Some patterns and relative consensus are noticeable in the reviewed literature. Remarkably, many authors agree on the influence of psychological factors and especially of catastrophizing pain. However, gaps and inconsistencies are more evident – results and conclusions differ. For example, few studies have explored the CBT effect solely without other methods, and their findings are inconsistent (Birch et al., 2020; Cai et al., 2018; Chen et al., 2021; Sun et al., 2020). Some studies support the effectiveness of CBT in pain management, and some find no evidence for it. Furthermore, all studies consider patients who require TKR after osteoarthritis rather than trauma. As a result, their interventions often begin during the preoperative time, highlighting the influence of the patients’ conditions before TKR. Consequently, there are gaps in the research that need to be filled.
Translation to Practice
The study has implications for nursing work, as the theoretical basis for using CBT in pain management after TCR is compelling enough to suggest its effectiveness in practice. Nevertheless, more empirical research is needed in new areas to investigate the question posed. First, there is a need to understand differences in condition and pain level between TCA outcomes for osteoarthritis patients and after trauma. Existing research is significantly focused on the first group, hindering the effectiveness of interventions developed for the second.

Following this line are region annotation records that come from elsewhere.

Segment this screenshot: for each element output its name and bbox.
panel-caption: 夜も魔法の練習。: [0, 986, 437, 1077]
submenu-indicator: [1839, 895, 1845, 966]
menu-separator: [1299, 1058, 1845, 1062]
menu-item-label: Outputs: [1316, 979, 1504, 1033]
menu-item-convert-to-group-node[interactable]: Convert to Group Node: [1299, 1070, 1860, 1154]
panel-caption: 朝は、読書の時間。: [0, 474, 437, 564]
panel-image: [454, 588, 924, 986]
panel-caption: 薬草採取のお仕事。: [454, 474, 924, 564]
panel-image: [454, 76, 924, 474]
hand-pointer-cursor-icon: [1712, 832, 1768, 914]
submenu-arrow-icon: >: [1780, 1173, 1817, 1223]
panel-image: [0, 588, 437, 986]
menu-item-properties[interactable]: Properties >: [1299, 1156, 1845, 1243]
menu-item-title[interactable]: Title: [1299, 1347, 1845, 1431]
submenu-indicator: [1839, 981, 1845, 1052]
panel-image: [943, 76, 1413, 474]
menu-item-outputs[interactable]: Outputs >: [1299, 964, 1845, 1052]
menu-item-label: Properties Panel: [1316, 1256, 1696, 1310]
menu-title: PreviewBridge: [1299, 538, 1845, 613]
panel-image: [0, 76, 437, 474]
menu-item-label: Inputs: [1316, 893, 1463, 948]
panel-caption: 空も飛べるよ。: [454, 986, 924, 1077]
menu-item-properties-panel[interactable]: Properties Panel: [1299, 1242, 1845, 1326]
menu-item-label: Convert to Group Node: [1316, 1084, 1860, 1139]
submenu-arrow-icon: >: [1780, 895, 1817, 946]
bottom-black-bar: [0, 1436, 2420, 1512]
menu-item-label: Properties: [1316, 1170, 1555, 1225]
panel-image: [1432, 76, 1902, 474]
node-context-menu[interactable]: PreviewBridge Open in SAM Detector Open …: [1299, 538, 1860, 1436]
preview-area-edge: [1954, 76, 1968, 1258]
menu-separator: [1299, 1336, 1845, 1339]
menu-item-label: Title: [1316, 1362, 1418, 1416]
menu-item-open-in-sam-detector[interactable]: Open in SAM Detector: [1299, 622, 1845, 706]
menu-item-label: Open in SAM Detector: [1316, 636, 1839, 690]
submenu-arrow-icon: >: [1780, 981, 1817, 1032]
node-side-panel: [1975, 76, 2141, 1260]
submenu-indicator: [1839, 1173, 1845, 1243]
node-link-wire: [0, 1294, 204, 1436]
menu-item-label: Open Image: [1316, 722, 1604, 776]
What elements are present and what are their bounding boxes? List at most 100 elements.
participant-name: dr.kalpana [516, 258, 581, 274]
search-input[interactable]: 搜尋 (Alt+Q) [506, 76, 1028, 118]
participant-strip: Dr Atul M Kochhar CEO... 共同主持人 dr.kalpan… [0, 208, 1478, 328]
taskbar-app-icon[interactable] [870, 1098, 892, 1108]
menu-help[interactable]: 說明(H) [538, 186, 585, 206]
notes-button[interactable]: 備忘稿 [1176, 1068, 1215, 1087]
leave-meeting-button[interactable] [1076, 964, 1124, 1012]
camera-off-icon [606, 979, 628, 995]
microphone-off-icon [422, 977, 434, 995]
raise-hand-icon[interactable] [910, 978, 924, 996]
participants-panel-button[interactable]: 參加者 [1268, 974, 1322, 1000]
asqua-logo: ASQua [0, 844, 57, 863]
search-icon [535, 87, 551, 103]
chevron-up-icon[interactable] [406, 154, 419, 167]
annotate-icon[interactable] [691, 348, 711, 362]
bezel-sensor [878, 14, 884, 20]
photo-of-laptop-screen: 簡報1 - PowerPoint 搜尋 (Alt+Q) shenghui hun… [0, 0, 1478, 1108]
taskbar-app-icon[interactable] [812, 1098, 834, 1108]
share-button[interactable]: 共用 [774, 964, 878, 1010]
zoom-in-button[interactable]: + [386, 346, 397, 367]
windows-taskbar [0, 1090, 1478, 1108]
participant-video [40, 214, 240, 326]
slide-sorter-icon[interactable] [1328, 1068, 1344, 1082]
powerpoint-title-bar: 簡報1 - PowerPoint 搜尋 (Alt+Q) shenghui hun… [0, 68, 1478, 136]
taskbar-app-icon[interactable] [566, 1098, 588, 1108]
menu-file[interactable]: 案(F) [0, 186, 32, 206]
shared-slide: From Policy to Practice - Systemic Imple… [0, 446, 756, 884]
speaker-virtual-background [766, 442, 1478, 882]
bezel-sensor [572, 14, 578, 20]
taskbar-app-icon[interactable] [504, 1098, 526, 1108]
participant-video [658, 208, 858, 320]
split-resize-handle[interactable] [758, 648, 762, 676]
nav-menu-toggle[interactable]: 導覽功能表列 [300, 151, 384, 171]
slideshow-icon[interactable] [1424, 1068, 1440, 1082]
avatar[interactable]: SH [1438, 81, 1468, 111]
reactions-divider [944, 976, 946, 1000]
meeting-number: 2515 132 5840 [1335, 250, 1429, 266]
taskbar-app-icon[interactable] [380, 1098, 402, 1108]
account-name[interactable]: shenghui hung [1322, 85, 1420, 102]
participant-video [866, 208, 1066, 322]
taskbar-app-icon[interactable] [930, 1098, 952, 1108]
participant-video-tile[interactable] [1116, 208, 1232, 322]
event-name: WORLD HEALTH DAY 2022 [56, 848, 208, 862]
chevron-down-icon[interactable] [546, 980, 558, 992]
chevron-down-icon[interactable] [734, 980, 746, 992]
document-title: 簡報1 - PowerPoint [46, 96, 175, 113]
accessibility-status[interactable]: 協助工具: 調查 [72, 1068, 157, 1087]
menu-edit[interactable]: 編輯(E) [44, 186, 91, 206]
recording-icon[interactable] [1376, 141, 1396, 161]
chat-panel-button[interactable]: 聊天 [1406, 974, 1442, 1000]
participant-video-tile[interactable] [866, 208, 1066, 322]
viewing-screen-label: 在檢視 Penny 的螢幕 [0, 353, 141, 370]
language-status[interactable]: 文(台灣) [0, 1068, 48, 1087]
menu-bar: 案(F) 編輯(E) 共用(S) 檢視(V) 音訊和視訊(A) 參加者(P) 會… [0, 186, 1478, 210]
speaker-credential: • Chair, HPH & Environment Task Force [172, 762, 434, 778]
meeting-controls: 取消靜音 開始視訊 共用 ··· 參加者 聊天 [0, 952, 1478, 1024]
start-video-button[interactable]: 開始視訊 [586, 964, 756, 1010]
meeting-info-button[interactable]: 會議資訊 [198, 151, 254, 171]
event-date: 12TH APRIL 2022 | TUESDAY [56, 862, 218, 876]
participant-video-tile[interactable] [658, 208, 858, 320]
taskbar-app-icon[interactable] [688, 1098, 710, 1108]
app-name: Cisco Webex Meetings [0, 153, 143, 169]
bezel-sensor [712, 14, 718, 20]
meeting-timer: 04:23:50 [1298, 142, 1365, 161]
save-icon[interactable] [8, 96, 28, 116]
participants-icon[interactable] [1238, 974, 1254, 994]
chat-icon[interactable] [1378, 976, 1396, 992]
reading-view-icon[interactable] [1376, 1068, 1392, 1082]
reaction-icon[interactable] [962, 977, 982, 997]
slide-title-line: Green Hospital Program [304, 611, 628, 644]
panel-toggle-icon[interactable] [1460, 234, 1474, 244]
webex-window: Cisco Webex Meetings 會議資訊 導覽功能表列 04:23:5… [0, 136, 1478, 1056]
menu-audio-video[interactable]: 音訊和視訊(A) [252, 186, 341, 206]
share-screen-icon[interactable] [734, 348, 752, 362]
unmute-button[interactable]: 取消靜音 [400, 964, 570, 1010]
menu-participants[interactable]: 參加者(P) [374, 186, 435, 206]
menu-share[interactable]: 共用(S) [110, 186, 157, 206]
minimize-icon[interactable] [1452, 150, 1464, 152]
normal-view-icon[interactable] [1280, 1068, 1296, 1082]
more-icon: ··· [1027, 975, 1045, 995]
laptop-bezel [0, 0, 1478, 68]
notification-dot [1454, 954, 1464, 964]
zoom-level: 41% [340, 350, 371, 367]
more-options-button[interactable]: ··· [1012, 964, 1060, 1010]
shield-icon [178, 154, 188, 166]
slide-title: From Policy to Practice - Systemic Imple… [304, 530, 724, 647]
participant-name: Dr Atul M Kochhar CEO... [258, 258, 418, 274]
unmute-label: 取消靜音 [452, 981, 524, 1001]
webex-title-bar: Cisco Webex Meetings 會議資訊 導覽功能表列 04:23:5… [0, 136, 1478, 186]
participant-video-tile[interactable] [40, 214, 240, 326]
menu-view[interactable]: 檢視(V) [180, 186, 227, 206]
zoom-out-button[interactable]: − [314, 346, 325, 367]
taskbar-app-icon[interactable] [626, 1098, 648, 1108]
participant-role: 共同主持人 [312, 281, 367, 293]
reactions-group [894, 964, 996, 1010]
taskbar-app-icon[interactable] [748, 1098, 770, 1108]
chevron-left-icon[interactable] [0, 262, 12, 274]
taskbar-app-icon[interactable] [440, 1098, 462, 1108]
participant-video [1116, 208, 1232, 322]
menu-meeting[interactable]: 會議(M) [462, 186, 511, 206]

Another direction for further study is the factors that affect the effectiveness of CBT in preventing chronic pain. Since the sources reviewed provide conflicting results, one can assume that CBT may be valuable for certain patients and not suitable for others. The effect of therapy can be influenced by the age of patients, personal traits, attitude towards such a treatment, the presence of specific disorders, and similar aspects. Thus, the current paper suggests the potential of CBT in preventing chronic pain for the patient in the case and indicates the need for new research in the orthopedic field.